Kördorf (Rheinland-Pfalz)

Kartenausschnitt mit dem ehemaligen Unterlahnkreis von 1905Datei:Verbandsgemeinden in EMS.svg  Die kleine Ortschaft Kördorf im Osten des Rhein-Lahn-Kreises mit derzeit ca. 550 Einwohnern gehört heute zur Verbandsgemeinde Aar-Einrich (mit Sitz in Katzenelnbogen) - knapp 30 Kilometer südwestlich von Limburg/Lahn gelegen (Ausschnitt aus hist. Karte 'Unterlahnkreis', aus: wikiwand.com  und  Kartenskizze 'Rhein-Lahn-Kreis', Hagar 2009, aus: commons.wikimedia.org, CC BY-SA 3.0).

 

Im Dorfe Kördorf, das von den Grafen von Nassau und den Grafen von Katzenelnbogen gemeinschaftlich beherrscht wurde, lassen sich jüdische Bewohner seit 1700 nachweisen. Die allermeisten jüdischen Familien waren recht arme Leute und bestritten ihren kargen Lebensunterhalt als ‚Handelsleute’ im Viehgeschäft.

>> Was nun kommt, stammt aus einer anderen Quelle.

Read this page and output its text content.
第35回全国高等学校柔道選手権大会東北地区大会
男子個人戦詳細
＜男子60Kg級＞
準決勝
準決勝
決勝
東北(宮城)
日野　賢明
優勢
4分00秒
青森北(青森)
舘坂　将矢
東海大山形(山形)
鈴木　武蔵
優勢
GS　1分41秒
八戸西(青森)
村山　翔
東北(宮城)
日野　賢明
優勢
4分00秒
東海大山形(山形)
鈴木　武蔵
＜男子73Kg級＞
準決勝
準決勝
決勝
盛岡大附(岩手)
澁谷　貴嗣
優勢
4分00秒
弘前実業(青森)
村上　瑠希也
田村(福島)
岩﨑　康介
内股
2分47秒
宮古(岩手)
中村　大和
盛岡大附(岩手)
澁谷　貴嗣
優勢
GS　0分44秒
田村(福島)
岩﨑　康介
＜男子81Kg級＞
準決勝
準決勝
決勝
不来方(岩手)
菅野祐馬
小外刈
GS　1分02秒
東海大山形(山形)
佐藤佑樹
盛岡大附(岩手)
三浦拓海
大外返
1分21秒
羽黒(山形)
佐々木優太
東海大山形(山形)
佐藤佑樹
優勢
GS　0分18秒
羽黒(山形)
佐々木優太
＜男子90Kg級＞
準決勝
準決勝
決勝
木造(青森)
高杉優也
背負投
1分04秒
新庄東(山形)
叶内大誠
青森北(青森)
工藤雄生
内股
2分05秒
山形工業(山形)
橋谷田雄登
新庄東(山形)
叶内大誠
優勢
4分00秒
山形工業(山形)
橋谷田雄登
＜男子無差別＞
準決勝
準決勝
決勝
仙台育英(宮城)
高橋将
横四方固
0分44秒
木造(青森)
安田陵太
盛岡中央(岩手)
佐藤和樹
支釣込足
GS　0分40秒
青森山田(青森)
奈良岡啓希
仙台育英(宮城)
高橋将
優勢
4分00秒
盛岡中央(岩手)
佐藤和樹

Anfang der 1840er Jahre wurden die Juden aus Seelbach und Attenhausen mit Kördorf zu einem Gemeindeverband zusammengeschlossen. Zur Besorgung religiöser Aufgaben der Gemeinde war zeitweise - in Verbindung mit anderen Gemeinden der Umgebung - ein jüdischer Lehrer angestellt.

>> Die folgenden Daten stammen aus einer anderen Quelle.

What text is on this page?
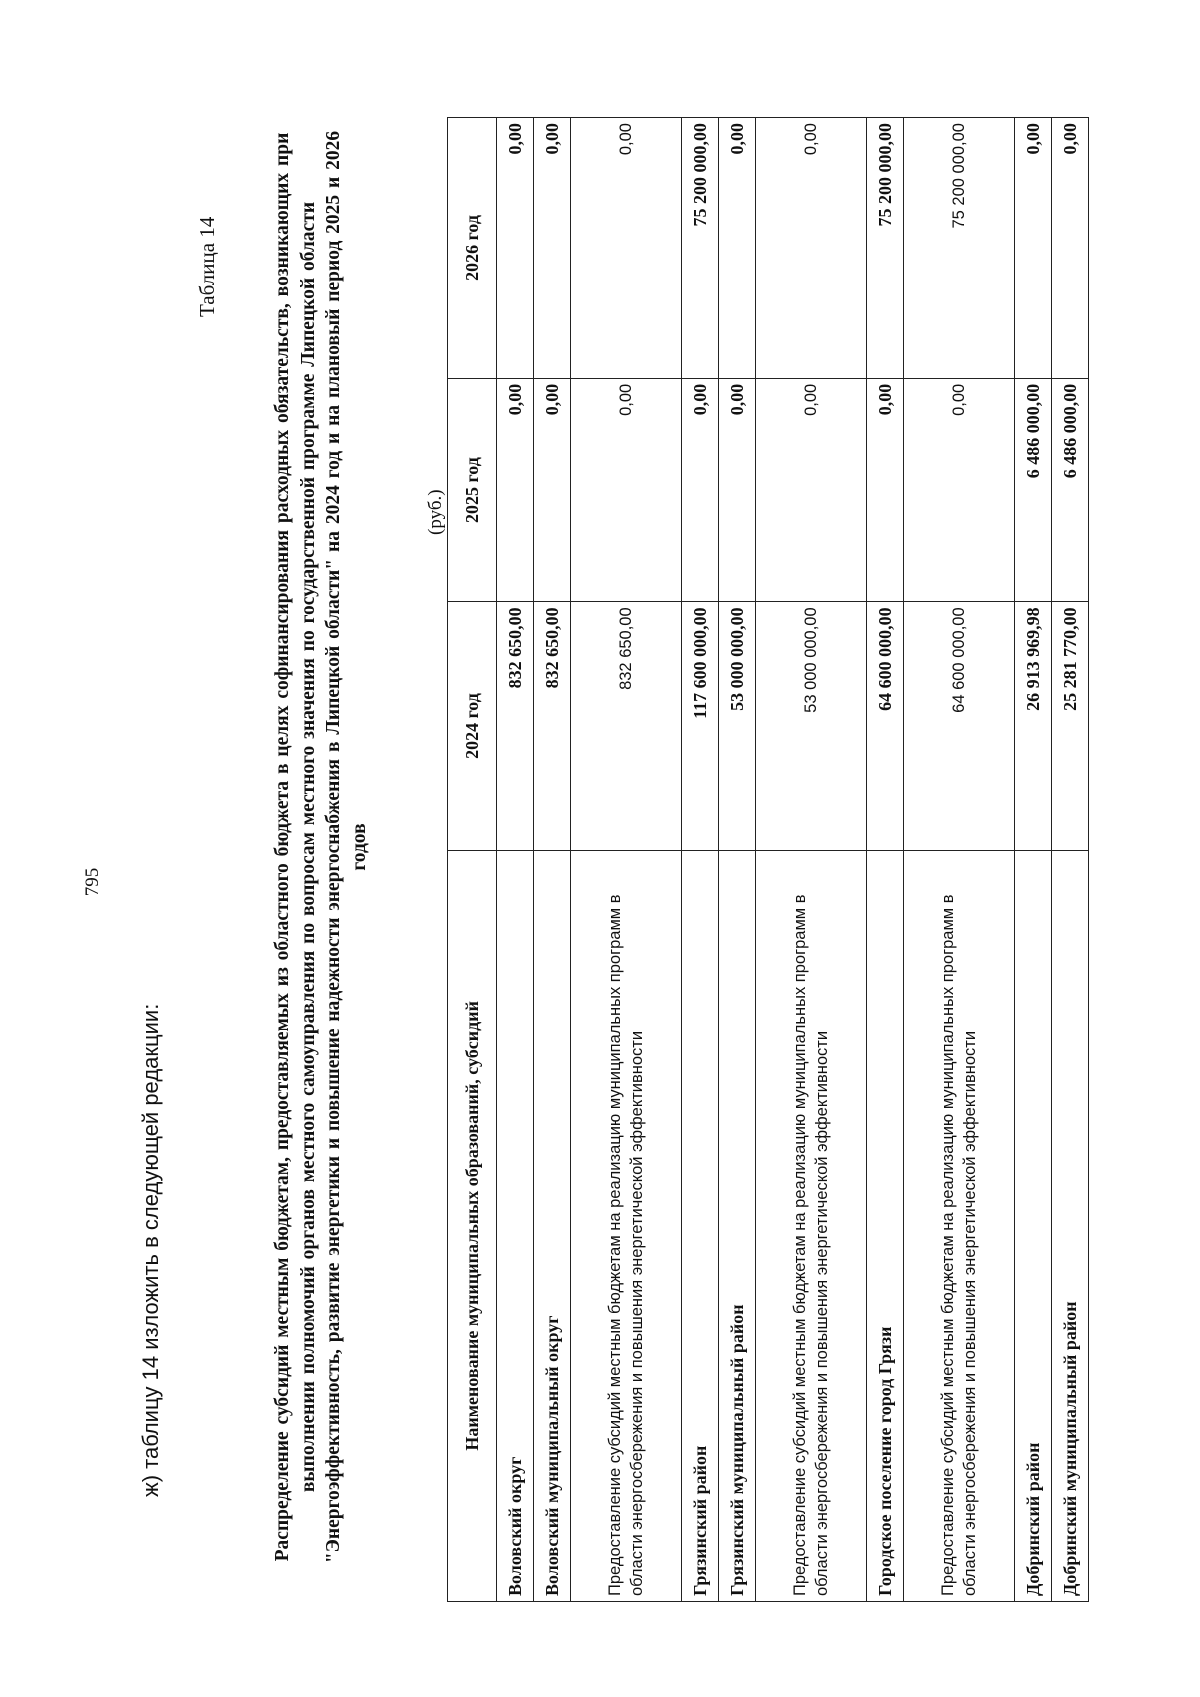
795
ж) таблицу 14 изложить в следующей редакции:
Таблица 14	Распределение субсидий местным бюджетам, предоставляемых из областного бюджета в целях софинансирования расходных обязательств, возникающих при выполнении полномочий органов местного самоуправления по вопросам местного значения по государственной программе Липецкой области "Энергоэффективность, развитие энергетики и повышение надежности энергоснабжения в Липецкой области" на 2024 год и на плановый период 2025 и 2026 годов
(руб.)
Наименование муниципальных образований, субсидий	2024 год	2025 год	2026 год
Воловский округ	832 650,00	0,00	0,00
Воловский муниципальный округ	832 650,00	0,00	0,00
Предоставление субсидий местным бюджетам на реализацию муниципальных программ в области энергосбережения и повышения энергетической эффективности	832 650,00	0,00	0,00
Грязинский район	117 600 000,00	0,00	75 200 000,00
Грязинский муниципальный район	53 000 000,00	0,00	0,00
Предоставление субсидий местным бюджетам на реализацию муниципальных программ в области энергосбережения и повышения энергетической эффективности	53 000 000,00	0,00	0,00
Городское поселение город Грязи	64 600 000,00	0,00	75 200 000,00
Предоставление субсидий местным бюджетам на реализацию муниципальных программ в области энергосбережения и повышения энергетической эффективности	64 600 000,00	0,00	75 200 000,00
Добринский район	26 913 969,98	6 486 000,00	0,00
Добринский муниципальный район	25 281 770,00	6 486 000,00	0,00
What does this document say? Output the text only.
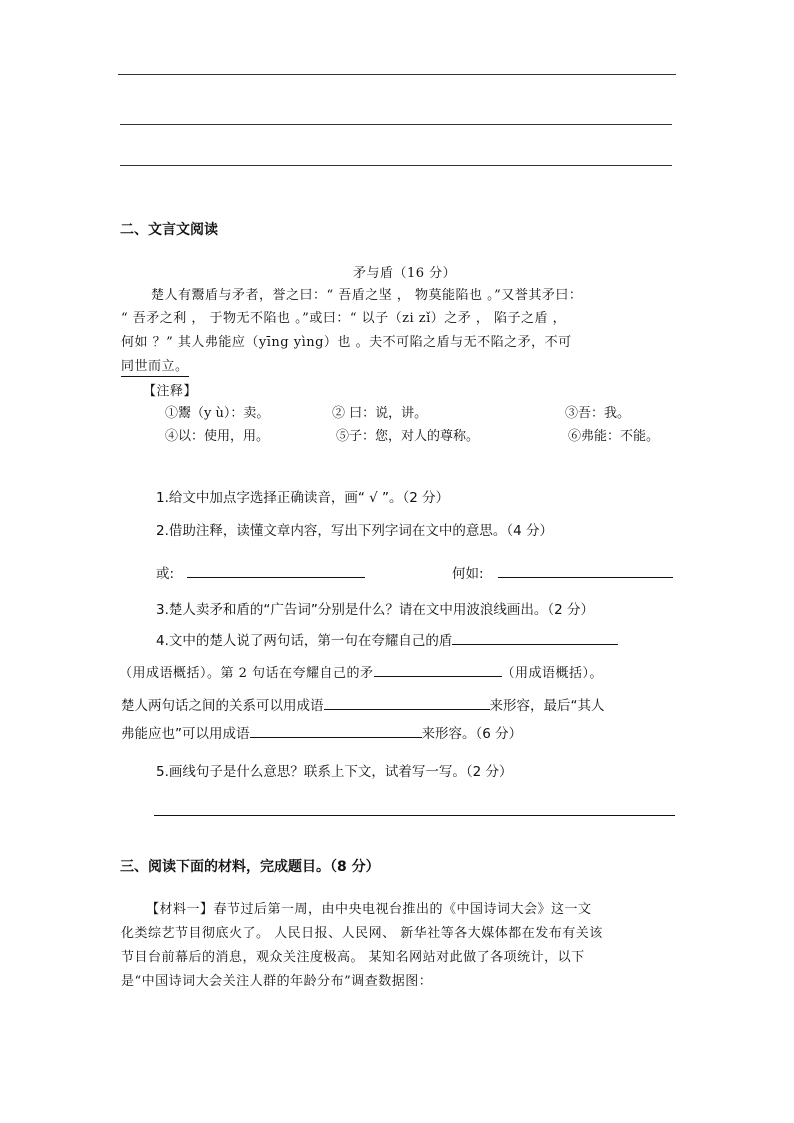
二、文言文阅读
矛与盾（16 分）
楚人有鬻盾与矛者，誉之曰：“ 吾盾之坚 ， 物莫能陷也 。”又誉其矛曰：
“ 吾矛之利 ， 于物无不陷也 。”或曰：“ 以子（zi zǐ）之矛 ， 陷子之盾 ，
何如 ？” 其人弗能应（yīng yìng）也 。夫不可陷之盾与无不陷之矛，不可
同世而立。
【注释】
①鬻（y ù）：卖。	② 曰：说，讲。	③吾：我。
④以：使用，用。	⑤子：您，对人的尊称。	⑥弗能：不能。
1.给文中加点字选择正确读音，画“ √ ”。（2 分）
2.借助注释，读懂文章内容，写出下列字词在文中的意思。（4 分）
或:	何如:
3.楚人卖矛和盾的“广告词”分别是什么？请在文中用波浪线画出。（2 分）
4.文中的楚人说了两句话，第一句在夸耀自己的盾
（用成语概括）。第 2 句话在夸耀自己的矛	（用成语概括）。
楚人两句话之间的关系可以用成语	来形容，最后“其人
弗能应也”可以用成语	来形容。（6 分）
5.画线句子是什么意思？联系上下文，试着写一写。（2 分）
三、阅读下面的材料，完成题目。（8 分）
【材料一】春节过后第一周，由中央电视台推出的《中国诗词大会》这一文
化类综艺节目彻底火了。 人民日报、人民网、 新华社等各大媒体都在发布有关该
节目台前幕后的消息，观众关注度极高。 某知名网站对此做了各项统计，以下
是“中国诗词大会关注人群的年龄分布”调查数据图：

   Stellenangebote aus den Jahren 1889 und 1894

An Stelle einer recht maroden Synagoge wollte die kleine Gemeinde 1844/1845 ein neues Synagogengebäude errichten; dies erregte aber das Missfallen der katholischen Ortsgeistlichkeit, weil der Bau zu nahe an der Kirche stehen würde. So blieb der jüdischen Gemeinde nichts anderes übrig, als die vorhandene Synagoge um- bzw. auszubauen.

Zur Kultusgemeinde Kördorf gehörten zu diesem Zeitpunkt die Orte Attenhausen, Herold, Kalkofen und Seelbach.

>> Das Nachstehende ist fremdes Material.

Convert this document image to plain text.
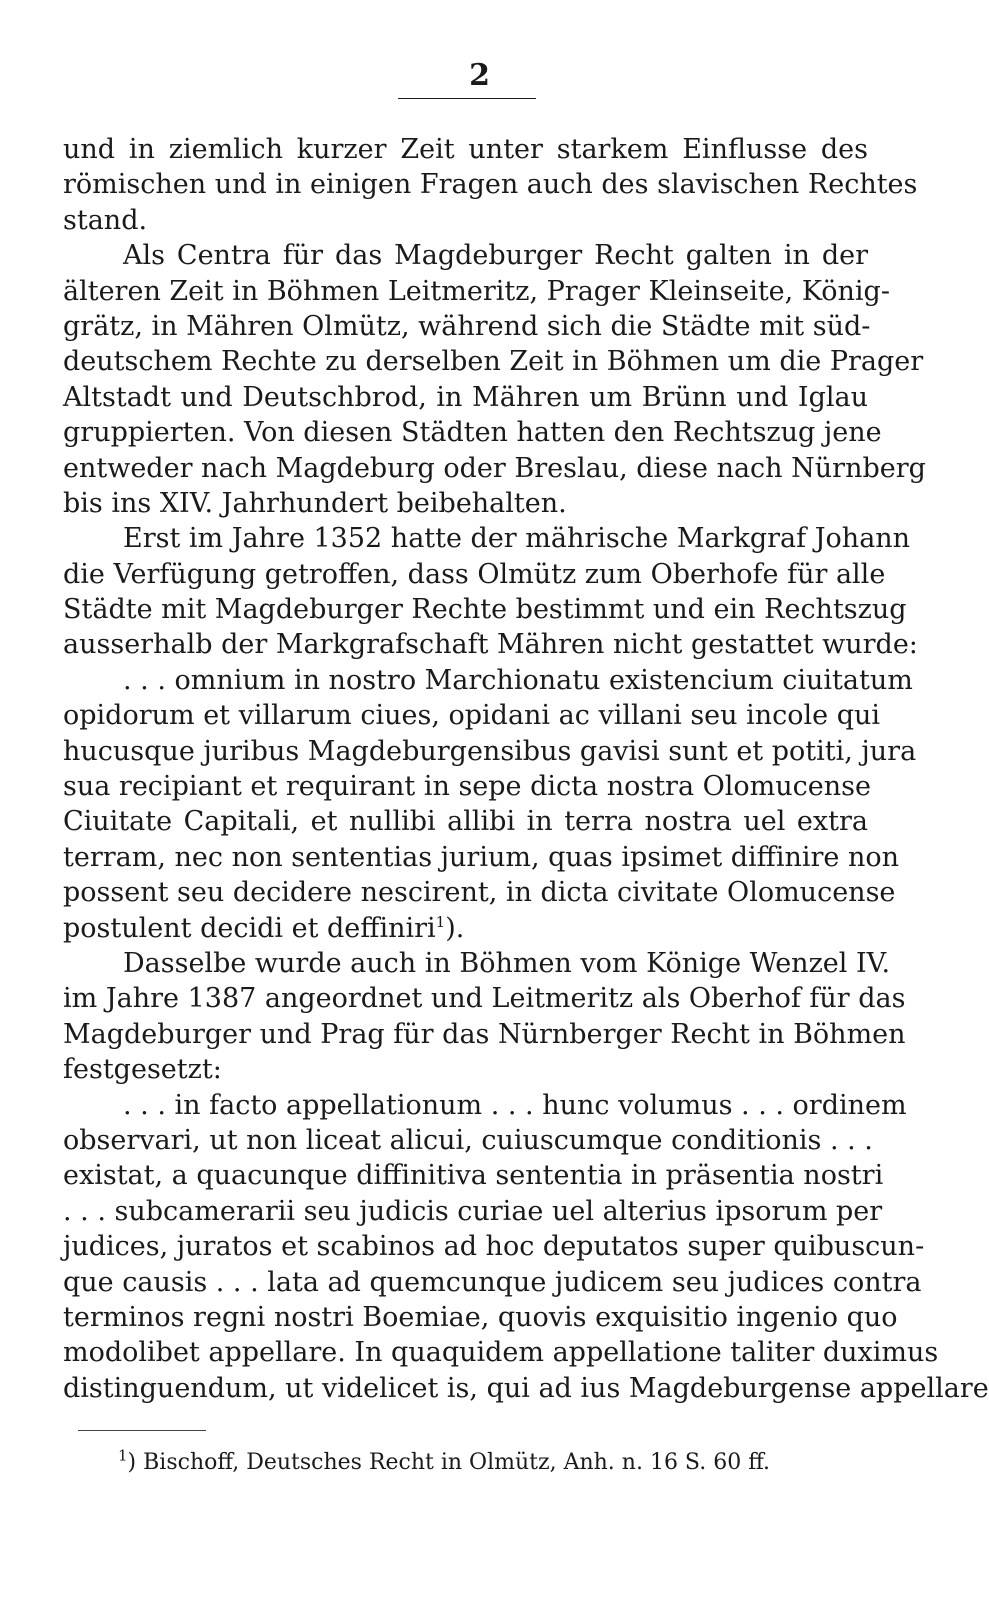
2
und in ziemlich kurzer Zeit unter starkem Einflusse des
römischen und in einigen Fragen auch des slavischen Rechtes
stand.
Als Centra für das Magdeburger Recht galten in der
älteren Zeit in Böhmen Leitmeritz, Prager Kleinseite, König-
grätz, in Mähren Olmütz, während sich die Städte mit süd-
deutschem Rechte zu derselben Zeit in Böhmen um die Prager
Altstadt und Deutschbrod, in Mähren um Brünn und Iglau
gruppierten. Von diesen Städten hatten den Rechtszug jene
entweder nach Magdeburg oder Breslau, diese nach Nürnberg
bis ins XIV. Jahrhundert beibehalten.
Erst im Jahre 1352 hatte der mährische Markgraf Johann
die Verfügung getroffen, dass Olmütz zum Oberhofe für alle
Städte mit Magdeburger Rechte bestimmt und ein Rechtszug
ausserhalb der Markgrafschaft Mähren nicht gestattet wurde:
. . . omnium in nostro Marchionatu existencium ciuitatum
opidorum et villarum ciues, opidani ac villani seu incole qui
hucusque juribus Magdeburgensibus gavisi sunt et potiti, jura
sua recipiant et requirant in sepe dicta nostra Olomucense
Ciuitate Capitali, et nullibi allibi in terra nostra uel extra
terram, nec non sententias jurium, quas ipsimet diffinire non
possent seu decidere nescirent, in dicta civitate Olomucense
postulent decidi et deffiniri$^1$).
Dasselbe wurde auch in Böhmen vom Könige Wenzel IV.
im Jahre 1387 angeordnet und Leitmeritz als Oberhof für das
Magdeburger und Prag für das Nürnberger Recht in Böhmen
festgesetzt:
. . . in facto appellationum . . . hunc volumus . . . ordinem
observari, ut non liceat alicui, cuiuscumque conditionis . . .
existat, a quacunque diffinitiva sententia in präsentia nostri
. . . subcamerarii seu judicis curiae uel alterius ipsorum per
judices, juratos et scabinos ad hoc deputatos super quibuscun-
que causis . . . lata ad quemcunque judicem seu judices contra
terminos regni nostri Boemiae, quovis exquisitio ingenio quo
modolibet appellare. In quaquidem appellatione taliter duximus
distinguendum, ut videlicet is, qui ad ius Magdeburgense appellare
$^1$) Bischoff, Deutsches Recht in Olmütz, Anh. n. 16 S. 60 ff.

In der Gemarkung Kördorf und in der von Seelbach gab es je einen jüdischen Friedhof.

Die Gemeinde gehörte zum Rabbinatsbezirk Ems (später Bad Ems-Weilburg).

Juden in Kördorf:

         --- 1843 ......................... 39 Juden,

             ..................... ca. 75 Juden,*      * gesamte Gemeinde

    --- 1895 ......................... 33   “  ,

    --- 1905 ......................... 22   “  ,

             ..................... ca. 45   “  ,*

    --- 1925 ......................... 28   “  ,

    --- um 1930/32 ................... 19   “  ,

    --- 1933 (Dez.) ..................  6   “  ,

    --- 1942 ......................... ein  “ ().  

Angaben aus: P. Arnsberg, Die jüdischen Gemeinden in Hessen. Anfang - Untergang - Neubeginn, Bd. 1, S. 459

und                 S. Fischbach/I. Westerhoff (Bearb.), “ ... und dies ist die Pforte des Himmels”, S. 219

 

Anfang der 1930er Jahre war die Kördorfer Gemeinde auf wenige Angehörige zusammengeschrumpft. Da das Synagogengebäude bereits vor 1938 profanisiert worden war, blieb es vor Schäden während des Novemberpogroms verschont.

Nach Angaben der Gedenkstätte Yad Vashem/Jerusalem und des „Gedenkbuches – Opfer der Verfolgung der Juden ...“ wurden elf aus Kördorf stammende Juden Opfer der NS-Gewaltherrschaft; acht in Attenhausen und drei in Herold gebürtige Juden wurden ebenfalls Opfer der Shoa (namentliche Nennung der betroffenen Personen siehe: alemannia-judaica.de/koerdorf_synagoge.htm).

Bis zu seinem Abriss in den 1960er Jahren diente das ehemalige Kördorfer Bethaus als Lagerraum.

                                           Ehem. Synagogengebäude (Aufn. kurz vor dem Abriss)  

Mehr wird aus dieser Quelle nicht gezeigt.